The final VTE risk assessment model based on picked terms show higher sensitivity, specificity and AUC than the Padua. Although the ML model seems to perform better, its differences with the Padua should be emphasized. In reality the ML model used much more features, 110 terms, compared to the Padua with 11 factors. Padua model uses medical knowledge, which is summarized from clinical practice, instead of words written by clinicians. Just checking existence of specific terms may result in overfitting or inferior generalization. In future, classification of terms and utilizing structures of ontologies, e.g. the knowledge graph, to associate terms in clinical notes with medical knowledge are necessary, providing better interpretability. Considering that only one hospital’s clinical dataset was used to train VTE risk assessment model for Chinese inpatients, multiple-center research is needed to evaluate its generalizability further. In addition, small sample size of VTE patients is also a limitation. More medical records should be collected and new approaches to model derivation based on ontologies need to be explored.

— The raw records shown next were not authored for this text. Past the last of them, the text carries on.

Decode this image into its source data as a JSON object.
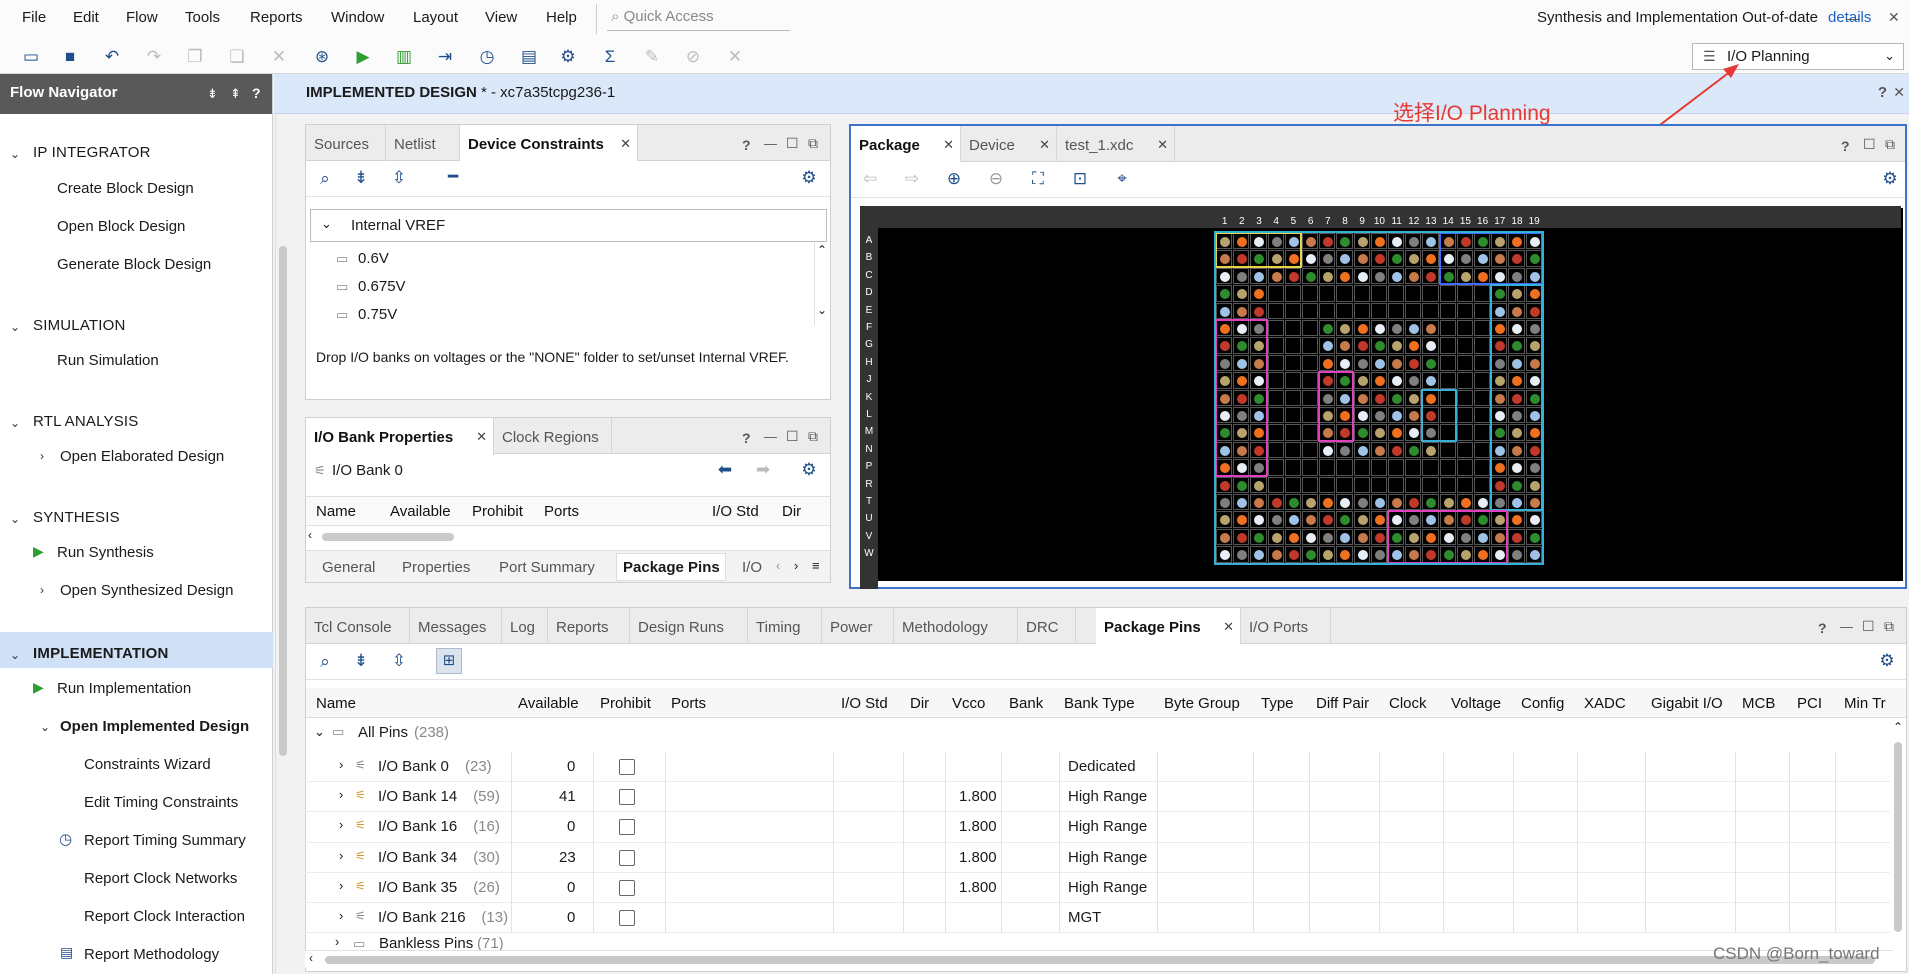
{
  "menu": [
    "File",
    "Edit",
    "Flow",
    "Tools",
    "Reports",
    "Window",
    "Layout",
    "View",
    "Help"
  ],
  "quick_access_placeholder": "Quick Access",
  "status": {
    "text": "Synthesis and Implementation Out-of-date",
    "link": "details"
  },
  "layout_selector": "I/O Planning",
  "flow_navigator": {
    "title": "Flow Navigator",
    "sections": [
      {
        "label": "IP INTEGRATOR",
        "items": [
          "Create Block Design",
          "Open Block Design",
          "Generate Block Design"
        ]
      },
      {
        "label": "SIMULATION",
        "items": [
          "Run Simulation"
        ]
      },
      {
        "label": "RTL ANALYSIS",
        "items": [
          "Open Elaborated Design"
        ]
      },
      {
        "label": "SYNTHESIS",
        "items": [
          "Run Synthesis",
          "Open Synthesized Design"
        ]
      },
      {
        "label": "IMPLEMENTATION",
        "items": [
          "Run Implementation",
          "Open Implemented Design",
          "Constraints Wizard",
          "Edit Timing Constraints",
          "Report Timing Summary",
          "Report Clock Networks",
          "Report Clock Interaction",
          "Report Methodology"
        ]
      }
    ]
  },
  "design": {
    "title": "IMPLEMENTED DESIGN",
    "suffix": " * - xc7a35tcpg236-1"
  },
  "annotation": "选择I/O Planning",
  "watermark": "CSDN @Born_toward",
  "device_constraints": {
    "tabs": [
      "Sources",
      "Netlist",
      "Device Constraints"
    ],
    "group": "Internal VREF",
    "items": [
      "0.6V",
      "0.675V",
      "0.75V"
    ],
    "hint": "Drop I/O banks on voltages or the \"NONE\" folder to set/unset Internal VREF."
  },
  "io_bank_props": {
    "tabs": [
      "I/O Bank Properties",
      "Clock Regions"
    ],
    "bank": "I/O Bank 0",
    "columns": [
      "Name",
      "Available",
      "Prohibit",
      "Ports",
      "I/O Std",
      "Dir"
    ],
    "bottom_tabs": [
      "General",
      "Properties",
      "Port Summary",
      "Package Pins",
      "I/O"
    ]
  },
  "package": {
    "tabs": [
      "Package",
      "Device",
      "test_1.xdc"
    ],
    "cols": [
      "1",
      "2",
      "3",
      "4",
      "5",
      "6",
      "7",
      "8",
      "9",
      "10",
      "11",
      "12",
      "13",
      "14",
      "15",
      "16",
      "17",
      "18",
      "19"
    ],
    "rows": [
      "A",
      "B",
      "C",
      "D",
      "E",
      "F",
      "G",
      "H",
      "J",
      "K",
      "L",
      "M",
      "N",
      "P",
      "R",
      "T",
      "U",
      "V",
      "W"
    ]
  },
  "bottom": {
    "tabs": [
      "Tcl Console",
      "Messages",
      "Log",
      "Reports",
      "Design Runs",
      "Timing",
      "Power",
      "Methodology",
      "DRC",
      "Package Pins",
      "I/O Ports"
    ],
    "columns": [
      "Name",
      "Available",
      "Prohibit",
      "Ports",
      "I/O Std",
      "Dir",
      "Vcco",
      "Bank",
      "Bank Type",
      "Byte Group",
      "Type",
      "Diff Pair",
      "Clock",
      "Voltage",
      "Config",
      "XADC",
      "Gigabit I/O",
      "MCB",
      "PCI",
      "Min Tr"
    ],
    "all_pins": {
      "label": "All Pins",
      "count": "(238)"
    },
    "rows": [
      {
        "name": "I/O Bank 0",
        "count": "(23)",
        "available": "0",
        "vcco": "",
        "bank_type": "Dedicated"
      },
      {
        "name": "I/O Bank 14",
        "count": "(59)",
        "available": "41",
        "vcco": "1.800",
        "bank_type": "High Range"
      },
      {
        "name": "I/O Bank 16",
        "count": "(16)",
        "available": "0",
        "vcco": "1.800",
        "bank_type": "High Range"
      },
      {
        "name": "I/O Bank 34",
        "count": "(30)",
        "available": "23",
        "vcco": "1.800",
        "bank_type": "High Range"
      },
      {
        "name": "I/O Bank 35",
        "count": "(26)",
        "available": "0",
        "vcco": "1.800",
        "bank_type": "High Range"
      },
      {
        "name": "I/O Bank 216",
        "count": "(13)",
        "available": "0",
        "vcco": "",
        "bank_type": "MGT"
      }
    ],
    "last_row": {
      "name": "Bankless Pins",
      "count": "(71)"
    }
  },
  "colors": {
    "accent": "#1f4e8a",
    "selected_section": "#cfe0f7",
    "design_bar": "#dbe8fa",
    "run_green": "#2e9e2e",
    "annotation": "#e53935"
  }
}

Since VTE is a complex multi-factor disease, the effect of risk stratification with limited factors based on the existing experience is not satisfactory (studies shown that the Padua model has poor performance and low specificity). The ML model developed in this study can help clinicians to judge the risk stratification of patients more accurately, as well as find out new risk factors and potential VTE patients ignored by the physicians. Meanwhile, risk prediction using the keywords in the medical record text through the electronic medical record system, is simpler and much more convenient, which provides novel ideas for discovering new disease mechanisms.

Conclusions

In this study, a method of ontology-based VTE risk factors mining and model establishment from medical records is validated on real clinical dataset from PUMCH. Selected terms and sections from medical records help the clinicians discover potential VTE risk factors and GBDT model built based on top 110 terms improves the performance of VTE prediction. This method is expected to be applied in more diseases and embedded into the EHR system to assist clinical work.